A storm was moving in.
Alesia shifted in his arms. Her thick mane of honey-colored hair framed her face and her lips were turned upward in a soft pout.
A yearning curled tight inside. What would it be like if he kissed her?
Thunder rolled in the heavens.
He grimaced as he scanned the darkening sky. It appeared a higher authority than he would remind him of the folly of such a thought.
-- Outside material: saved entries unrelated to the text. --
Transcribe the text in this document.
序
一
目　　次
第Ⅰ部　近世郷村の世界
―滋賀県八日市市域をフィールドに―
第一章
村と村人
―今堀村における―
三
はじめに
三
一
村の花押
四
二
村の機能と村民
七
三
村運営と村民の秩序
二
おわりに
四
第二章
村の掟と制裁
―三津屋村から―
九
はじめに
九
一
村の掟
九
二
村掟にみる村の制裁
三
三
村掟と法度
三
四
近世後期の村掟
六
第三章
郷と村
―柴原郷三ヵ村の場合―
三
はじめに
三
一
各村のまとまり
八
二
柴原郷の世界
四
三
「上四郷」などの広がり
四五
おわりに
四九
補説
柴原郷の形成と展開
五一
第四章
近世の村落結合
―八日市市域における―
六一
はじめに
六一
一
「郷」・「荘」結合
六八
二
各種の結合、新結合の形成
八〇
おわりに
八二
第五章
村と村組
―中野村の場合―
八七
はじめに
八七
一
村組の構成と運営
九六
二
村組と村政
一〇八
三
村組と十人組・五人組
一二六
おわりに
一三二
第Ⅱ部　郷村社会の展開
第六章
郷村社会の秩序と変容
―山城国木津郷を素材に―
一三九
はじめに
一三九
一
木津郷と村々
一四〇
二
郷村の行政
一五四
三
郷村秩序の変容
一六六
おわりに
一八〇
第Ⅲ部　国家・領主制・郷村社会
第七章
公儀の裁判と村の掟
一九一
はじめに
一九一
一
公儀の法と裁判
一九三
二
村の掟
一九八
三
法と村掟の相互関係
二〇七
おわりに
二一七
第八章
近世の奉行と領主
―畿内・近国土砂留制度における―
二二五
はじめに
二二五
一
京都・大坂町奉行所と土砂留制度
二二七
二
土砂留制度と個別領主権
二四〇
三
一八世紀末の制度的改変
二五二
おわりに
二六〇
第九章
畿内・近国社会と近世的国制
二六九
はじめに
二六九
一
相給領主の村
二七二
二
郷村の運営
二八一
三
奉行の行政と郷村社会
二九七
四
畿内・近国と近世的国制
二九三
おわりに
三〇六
Concern edged through him at the dark circles visible beneath her eyes. However much he hated to wake her, they needed to put as many miles between them and their pursuers as possible. And, from the look of the black clouds, find shelter before the storm broke.
“Alesia?”
Her lips twitched into an endearing frown.
“Alesia,” he whispered again.
She continued to sleep.
“Ah, lass. What am I going to do with you?” he whispered, charmed and a wee bit envious that she’d fallen into such a deep slumber. Many a battle ago, he’d nurtured the ability to awaken at the lightest sound.
The first drop of rain splattered against his brow. Then another.
Colyne squinted toward the threatening sky and then gave her a gentle shake. “Time to be up with you.”
Moss-green eyes fluttered open and stared up at him in sleepy confusion.
A pure shot of lust pumped through his blood.
Another splatter of rain hit his hand.
On a muttered curse, Colyne gently set her away from himself and stood, his body sluggish from lack of sleep. “We need to find shelter before it begins to pour.”
“What?” she asked, her voice groggy. She started to stand and stumbled.
He caught her shoulders. Warm rain had started to fall, soaking her garb and outlining Alesia’s full breasts. He gritted his teeth. He had to think of something else. The miles they must travel this day. The misery of trudging in this damp and treacherous weather. The men who chased them.
Nay matter how hard he tried, his every thought came back to wanting her. “Wake up now, lass.”
A tired smile curved her mouth. “I am awake.” As if a trick of the fairies, desire wove through her gaze in a devastating slide.
He swallowed hard, his hands trembling from the effort to keep his distance. If she kept looking at him that way . . . God help him, he wasna a saint. “Can you stand alone?” She nodded, but he didna let her go.
Alesia watched him, her full lips tempting, threatening to destroy his will.
Nay, he wasna going to kiss her. He would be a fool to consider such. Hadna he spent the last several minutes reasoning the harm in doing exactly that?
“Colyne?”
The raw yearning within her words ripped through his good intention like a well-honed blade. With a curse, he cupped her face.
Alesia’s eyes darkened with understanding—a split second before Colyne claimed her mouth.